Saracens defeat Crusaders at the battle of Hattin

July 4 1187 – 26 Tammuz 4947

After a series of Crusader blunders, Ayyubid sultan Saladin defeated Guy de Lusignan’s army in battle at the Horns of Hattin, a hill near Tiberias. Having chosen to leave the shelter of their castle at Sepphoris to relieve beseiged Tiberias, the knights of the Crusader kingdom of Jerusalem arrived exhausted from their long march in the summer heat along a waterless route. Their Muslim opponents, plentifully supplied, had already put their archers to good effect, reducing the knights’ numbers the day before. They were well-prepared for the decisive battle, which began at 9 in the morning. The Crusader knights’ military prowess was irrelevant under the circumstances; almost their entire army was wiped out, and with it most of the senior aristocracy who were in charge of running the kingdom. Guy de Lusignon was among the many knights taken prisoner, and few of the 1200 knights who’d set out ever returned home.
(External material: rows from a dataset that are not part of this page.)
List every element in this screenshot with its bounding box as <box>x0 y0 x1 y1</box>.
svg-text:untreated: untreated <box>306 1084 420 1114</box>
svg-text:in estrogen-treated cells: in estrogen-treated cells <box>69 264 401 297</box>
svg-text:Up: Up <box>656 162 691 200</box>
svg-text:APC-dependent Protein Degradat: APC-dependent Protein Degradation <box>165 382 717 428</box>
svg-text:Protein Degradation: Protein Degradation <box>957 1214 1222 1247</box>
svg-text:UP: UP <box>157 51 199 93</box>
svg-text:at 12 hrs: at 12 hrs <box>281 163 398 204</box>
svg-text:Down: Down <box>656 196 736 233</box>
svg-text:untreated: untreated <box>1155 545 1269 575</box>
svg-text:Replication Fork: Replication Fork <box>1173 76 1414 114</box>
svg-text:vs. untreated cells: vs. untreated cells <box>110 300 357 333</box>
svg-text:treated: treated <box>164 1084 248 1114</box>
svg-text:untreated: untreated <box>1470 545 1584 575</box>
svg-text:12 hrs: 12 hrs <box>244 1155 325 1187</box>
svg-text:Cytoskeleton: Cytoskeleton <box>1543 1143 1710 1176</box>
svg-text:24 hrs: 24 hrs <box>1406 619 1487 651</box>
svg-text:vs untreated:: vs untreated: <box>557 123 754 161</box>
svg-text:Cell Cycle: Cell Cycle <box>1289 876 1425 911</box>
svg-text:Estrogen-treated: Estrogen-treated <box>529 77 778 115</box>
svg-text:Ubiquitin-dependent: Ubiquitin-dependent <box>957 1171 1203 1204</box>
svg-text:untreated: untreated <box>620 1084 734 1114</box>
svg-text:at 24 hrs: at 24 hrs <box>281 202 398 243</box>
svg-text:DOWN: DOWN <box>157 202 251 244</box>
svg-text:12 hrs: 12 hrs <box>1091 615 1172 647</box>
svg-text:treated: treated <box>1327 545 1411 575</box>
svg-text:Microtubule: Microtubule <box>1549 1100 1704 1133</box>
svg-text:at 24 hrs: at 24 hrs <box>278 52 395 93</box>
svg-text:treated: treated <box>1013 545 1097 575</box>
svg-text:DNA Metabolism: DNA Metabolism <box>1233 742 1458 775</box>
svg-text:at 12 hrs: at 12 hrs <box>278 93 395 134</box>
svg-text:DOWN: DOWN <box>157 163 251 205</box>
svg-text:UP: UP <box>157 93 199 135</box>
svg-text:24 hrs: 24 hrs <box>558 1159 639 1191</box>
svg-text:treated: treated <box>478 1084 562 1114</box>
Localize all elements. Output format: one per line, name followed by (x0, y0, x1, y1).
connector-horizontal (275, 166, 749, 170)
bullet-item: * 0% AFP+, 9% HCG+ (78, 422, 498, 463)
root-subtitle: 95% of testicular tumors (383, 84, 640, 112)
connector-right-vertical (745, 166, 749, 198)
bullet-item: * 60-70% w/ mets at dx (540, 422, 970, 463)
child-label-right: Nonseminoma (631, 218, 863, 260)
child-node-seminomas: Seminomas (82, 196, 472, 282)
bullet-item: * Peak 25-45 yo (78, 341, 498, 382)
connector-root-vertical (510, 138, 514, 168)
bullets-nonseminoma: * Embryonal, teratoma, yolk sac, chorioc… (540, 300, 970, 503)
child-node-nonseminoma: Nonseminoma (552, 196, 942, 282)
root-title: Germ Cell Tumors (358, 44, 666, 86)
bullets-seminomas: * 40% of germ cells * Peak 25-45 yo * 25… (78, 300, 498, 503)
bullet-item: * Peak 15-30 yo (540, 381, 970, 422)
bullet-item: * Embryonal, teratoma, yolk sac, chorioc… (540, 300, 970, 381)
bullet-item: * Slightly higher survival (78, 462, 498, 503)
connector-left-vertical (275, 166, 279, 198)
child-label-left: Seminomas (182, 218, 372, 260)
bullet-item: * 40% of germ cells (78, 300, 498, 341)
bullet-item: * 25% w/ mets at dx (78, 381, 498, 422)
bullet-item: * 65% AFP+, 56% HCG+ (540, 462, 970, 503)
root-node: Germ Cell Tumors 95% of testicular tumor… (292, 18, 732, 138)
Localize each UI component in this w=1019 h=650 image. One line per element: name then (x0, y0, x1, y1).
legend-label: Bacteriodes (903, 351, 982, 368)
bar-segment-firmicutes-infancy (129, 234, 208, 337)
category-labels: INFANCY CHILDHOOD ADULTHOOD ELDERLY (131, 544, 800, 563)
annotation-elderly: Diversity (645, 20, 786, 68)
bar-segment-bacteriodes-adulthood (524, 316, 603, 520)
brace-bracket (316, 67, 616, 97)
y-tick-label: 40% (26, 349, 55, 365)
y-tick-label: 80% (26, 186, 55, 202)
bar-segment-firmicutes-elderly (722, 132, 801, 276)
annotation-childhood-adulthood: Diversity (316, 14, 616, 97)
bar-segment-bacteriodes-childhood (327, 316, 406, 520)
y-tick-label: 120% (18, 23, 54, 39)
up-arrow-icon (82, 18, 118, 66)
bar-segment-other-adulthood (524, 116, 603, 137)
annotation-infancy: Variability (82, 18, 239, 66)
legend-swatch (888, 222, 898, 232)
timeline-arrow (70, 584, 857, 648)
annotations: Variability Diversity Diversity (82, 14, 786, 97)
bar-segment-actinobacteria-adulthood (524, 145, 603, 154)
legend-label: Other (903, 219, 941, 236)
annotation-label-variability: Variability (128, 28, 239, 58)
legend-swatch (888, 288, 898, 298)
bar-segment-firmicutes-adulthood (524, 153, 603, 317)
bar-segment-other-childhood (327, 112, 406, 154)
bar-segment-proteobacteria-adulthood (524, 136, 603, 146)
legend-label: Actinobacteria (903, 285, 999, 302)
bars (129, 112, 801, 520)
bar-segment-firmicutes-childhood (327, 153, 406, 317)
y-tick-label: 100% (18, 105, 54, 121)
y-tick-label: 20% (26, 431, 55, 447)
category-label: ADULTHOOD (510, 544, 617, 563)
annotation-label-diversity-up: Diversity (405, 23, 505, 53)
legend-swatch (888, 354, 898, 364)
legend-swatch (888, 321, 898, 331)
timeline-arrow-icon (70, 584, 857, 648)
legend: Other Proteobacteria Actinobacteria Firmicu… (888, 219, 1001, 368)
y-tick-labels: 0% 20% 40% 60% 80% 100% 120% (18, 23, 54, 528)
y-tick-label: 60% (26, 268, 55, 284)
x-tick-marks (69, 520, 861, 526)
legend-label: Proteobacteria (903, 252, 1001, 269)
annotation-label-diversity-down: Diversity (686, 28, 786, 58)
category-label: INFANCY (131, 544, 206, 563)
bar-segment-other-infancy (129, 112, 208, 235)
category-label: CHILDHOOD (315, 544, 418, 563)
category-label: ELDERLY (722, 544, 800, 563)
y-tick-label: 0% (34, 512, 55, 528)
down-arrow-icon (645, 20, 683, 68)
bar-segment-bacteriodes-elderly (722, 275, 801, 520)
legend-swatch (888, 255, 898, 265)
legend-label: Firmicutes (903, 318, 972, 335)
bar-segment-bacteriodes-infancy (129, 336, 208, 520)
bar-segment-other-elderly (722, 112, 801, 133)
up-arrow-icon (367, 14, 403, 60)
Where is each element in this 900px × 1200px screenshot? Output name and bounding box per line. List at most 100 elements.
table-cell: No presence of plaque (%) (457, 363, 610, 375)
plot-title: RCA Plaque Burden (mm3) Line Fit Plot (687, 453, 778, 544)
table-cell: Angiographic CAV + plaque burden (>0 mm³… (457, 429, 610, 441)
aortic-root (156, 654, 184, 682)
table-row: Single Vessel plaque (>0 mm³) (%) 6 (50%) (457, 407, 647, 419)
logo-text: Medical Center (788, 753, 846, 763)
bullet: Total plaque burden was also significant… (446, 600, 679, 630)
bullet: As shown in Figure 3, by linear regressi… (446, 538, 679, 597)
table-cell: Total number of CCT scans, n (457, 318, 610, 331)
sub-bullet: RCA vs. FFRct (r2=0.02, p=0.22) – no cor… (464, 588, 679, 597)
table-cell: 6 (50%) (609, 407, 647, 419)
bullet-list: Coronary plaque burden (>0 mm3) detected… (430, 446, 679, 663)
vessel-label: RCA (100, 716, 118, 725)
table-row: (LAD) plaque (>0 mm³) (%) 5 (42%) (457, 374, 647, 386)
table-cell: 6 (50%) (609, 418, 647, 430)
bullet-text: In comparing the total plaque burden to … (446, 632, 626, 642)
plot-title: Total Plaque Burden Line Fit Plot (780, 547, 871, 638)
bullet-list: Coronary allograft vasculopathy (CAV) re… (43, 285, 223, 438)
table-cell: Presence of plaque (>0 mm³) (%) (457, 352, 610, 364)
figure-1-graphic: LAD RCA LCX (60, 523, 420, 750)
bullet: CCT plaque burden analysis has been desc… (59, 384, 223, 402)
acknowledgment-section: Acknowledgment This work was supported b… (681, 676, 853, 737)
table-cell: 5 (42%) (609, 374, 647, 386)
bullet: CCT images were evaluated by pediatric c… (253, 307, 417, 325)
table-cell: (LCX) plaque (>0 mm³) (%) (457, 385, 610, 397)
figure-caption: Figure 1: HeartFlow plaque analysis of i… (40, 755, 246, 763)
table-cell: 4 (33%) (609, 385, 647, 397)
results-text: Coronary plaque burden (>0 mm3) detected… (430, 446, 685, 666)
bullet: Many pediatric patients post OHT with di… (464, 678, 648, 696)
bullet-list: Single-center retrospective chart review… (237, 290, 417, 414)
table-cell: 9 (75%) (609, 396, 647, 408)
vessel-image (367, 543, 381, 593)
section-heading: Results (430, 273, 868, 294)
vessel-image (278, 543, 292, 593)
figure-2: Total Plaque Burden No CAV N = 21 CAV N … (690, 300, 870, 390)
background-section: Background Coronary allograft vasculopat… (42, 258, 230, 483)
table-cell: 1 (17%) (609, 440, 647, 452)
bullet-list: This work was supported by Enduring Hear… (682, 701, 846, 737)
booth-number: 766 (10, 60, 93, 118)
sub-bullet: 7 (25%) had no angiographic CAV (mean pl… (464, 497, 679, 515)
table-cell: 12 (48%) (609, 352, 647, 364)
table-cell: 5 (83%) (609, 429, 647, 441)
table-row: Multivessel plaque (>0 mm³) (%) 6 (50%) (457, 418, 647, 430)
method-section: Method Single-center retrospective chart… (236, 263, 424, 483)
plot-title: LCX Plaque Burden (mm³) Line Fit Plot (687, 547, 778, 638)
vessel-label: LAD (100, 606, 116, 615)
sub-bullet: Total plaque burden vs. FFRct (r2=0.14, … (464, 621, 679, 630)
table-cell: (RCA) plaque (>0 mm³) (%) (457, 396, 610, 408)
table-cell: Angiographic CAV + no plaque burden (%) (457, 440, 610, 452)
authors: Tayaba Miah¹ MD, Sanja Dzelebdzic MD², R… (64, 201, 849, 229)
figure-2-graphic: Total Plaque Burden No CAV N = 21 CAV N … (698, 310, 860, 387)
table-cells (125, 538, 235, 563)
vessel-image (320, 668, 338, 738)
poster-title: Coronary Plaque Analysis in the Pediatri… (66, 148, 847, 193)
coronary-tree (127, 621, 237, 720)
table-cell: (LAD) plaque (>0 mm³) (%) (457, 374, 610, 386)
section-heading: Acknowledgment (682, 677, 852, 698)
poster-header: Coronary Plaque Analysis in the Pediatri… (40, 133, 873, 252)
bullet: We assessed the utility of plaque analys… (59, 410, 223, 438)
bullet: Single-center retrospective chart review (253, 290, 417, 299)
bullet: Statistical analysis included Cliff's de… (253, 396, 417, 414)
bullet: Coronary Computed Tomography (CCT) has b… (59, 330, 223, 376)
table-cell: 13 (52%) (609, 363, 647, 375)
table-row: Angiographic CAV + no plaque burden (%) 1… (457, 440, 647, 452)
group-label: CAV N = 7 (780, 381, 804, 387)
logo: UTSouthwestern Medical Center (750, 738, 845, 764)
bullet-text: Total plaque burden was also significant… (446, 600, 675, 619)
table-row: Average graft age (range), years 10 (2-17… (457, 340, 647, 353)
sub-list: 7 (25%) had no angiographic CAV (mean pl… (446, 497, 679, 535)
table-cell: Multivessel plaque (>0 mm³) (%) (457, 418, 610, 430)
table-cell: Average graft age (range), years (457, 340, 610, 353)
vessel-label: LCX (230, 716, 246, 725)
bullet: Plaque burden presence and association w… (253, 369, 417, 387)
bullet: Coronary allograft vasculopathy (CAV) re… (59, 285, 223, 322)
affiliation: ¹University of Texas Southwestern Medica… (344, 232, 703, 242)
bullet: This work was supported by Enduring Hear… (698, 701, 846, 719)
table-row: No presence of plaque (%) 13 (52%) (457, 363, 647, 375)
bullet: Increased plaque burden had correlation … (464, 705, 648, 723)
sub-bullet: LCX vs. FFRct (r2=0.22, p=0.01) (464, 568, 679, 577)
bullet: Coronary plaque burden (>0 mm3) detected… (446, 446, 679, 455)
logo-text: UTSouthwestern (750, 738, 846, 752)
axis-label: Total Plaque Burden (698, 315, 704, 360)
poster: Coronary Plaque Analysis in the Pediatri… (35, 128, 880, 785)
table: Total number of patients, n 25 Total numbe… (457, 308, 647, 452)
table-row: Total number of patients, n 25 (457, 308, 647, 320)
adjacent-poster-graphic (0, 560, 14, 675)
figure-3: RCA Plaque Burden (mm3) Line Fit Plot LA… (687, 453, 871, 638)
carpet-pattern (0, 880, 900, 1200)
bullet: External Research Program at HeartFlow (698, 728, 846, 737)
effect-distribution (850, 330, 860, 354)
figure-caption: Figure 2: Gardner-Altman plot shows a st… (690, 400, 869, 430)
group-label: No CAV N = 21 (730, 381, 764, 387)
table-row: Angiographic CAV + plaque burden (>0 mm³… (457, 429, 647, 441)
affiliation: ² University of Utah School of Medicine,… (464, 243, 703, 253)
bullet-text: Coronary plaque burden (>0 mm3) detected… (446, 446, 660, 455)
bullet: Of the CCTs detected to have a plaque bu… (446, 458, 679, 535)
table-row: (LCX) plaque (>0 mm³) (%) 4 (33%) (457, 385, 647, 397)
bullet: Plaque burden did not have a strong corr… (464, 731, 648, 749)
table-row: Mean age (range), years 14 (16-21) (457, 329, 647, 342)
The Ayyubid army too, suffered heavy losses, but the outcome was clear. It was also a strategic defeat for the Crusaders, who’d always succeeded in battle when gathered together to fight their foes. The battle of the Horns of Hattin is considered the decisive turning point in the fortunes of the Crusader kingdom, and is fondly remembered by Muslims as the beginning of the end of their rule.